The other guns will be refurbished, then auctioned off to gun collectors. If there are any profits in the process, that money will be donated to help victims of gun violence in Alabama.
Guns Swapped For Sex Toys at Pleasures Erotic Boutique
"We're trying to take guns out of the hands of people who may do harm with them and sell those guns to benefit the people who have been harmed by them," Williams said.
Williams is aiming for at least 300 guns and says there's no limit to what customers can earn, though she joked that if a customer gets a $5,000 credit, she hopes they won't spend it all at once.
Before launching the project, Williams said she talked with the police chief to make sure that they wouldn't be violating any gun laws. After receiving assurances that the program was legal, the police also agreed to run the guns' serial numbers, she said.
Williams says she got the idea for the swap after watching coverage of the tragedy in Tucson, Ariz., where a gunman opened fire at a Safeway, killing six people and injuring 14 others including Rep. Gabrielle Giffords.

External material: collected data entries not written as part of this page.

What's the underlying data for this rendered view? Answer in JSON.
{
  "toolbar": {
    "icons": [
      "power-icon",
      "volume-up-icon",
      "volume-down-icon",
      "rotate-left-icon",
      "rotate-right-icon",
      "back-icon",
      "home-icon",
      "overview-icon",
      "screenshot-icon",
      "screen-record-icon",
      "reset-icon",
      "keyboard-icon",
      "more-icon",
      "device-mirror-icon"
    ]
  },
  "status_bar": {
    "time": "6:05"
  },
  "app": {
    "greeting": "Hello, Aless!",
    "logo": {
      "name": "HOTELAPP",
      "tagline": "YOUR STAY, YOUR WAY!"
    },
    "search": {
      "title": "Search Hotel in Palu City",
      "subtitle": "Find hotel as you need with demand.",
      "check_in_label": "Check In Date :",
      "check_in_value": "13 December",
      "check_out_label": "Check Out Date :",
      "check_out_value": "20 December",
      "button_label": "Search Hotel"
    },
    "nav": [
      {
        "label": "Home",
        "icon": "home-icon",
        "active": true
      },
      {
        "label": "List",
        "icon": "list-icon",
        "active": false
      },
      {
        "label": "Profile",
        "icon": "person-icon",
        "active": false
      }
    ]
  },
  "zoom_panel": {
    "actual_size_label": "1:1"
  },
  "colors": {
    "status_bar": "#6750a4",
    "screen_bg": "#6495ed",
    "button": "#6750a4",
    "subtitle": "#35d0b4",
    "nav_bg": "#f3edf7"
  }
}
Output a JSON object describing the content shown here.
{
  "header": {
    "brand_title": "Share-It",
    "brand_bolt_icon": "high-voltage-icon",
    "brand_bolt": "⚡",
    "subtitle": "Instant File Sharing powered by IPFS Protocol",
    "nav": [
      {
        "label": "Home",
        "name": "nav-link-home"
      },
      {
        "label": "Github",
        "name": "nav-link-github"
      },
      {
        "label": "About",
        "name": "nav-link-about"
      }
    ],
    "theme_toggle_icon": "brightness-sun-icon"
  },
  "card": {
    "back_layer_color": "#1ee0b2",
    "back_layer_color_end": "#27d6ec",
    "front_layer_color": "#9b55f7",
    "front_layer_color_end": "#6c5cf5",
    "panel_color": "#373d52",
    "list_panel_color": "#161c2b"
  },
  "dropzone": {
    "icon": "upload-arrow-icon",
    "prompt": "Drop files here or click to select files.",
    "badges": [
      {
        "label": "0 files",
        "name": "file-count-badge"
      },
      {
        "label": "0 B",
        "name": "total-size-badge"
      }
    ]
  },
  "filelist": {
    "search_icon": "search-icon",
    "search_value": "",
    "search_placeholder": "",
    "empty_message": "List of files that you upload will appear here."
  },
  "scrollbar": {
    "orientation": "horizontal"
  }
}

"I got to thinking, 'What can I do?'" she said. "Being in business for 17 years, I've been successful. And you finally get to a point in your life where you go, the only thing that would make me happy now is just to help other people."
So far, she says all the feedback she's gotten has been positive.
"I've got gotten fan mail from all over the world," she said, "It's been an outpouring of very, very good support."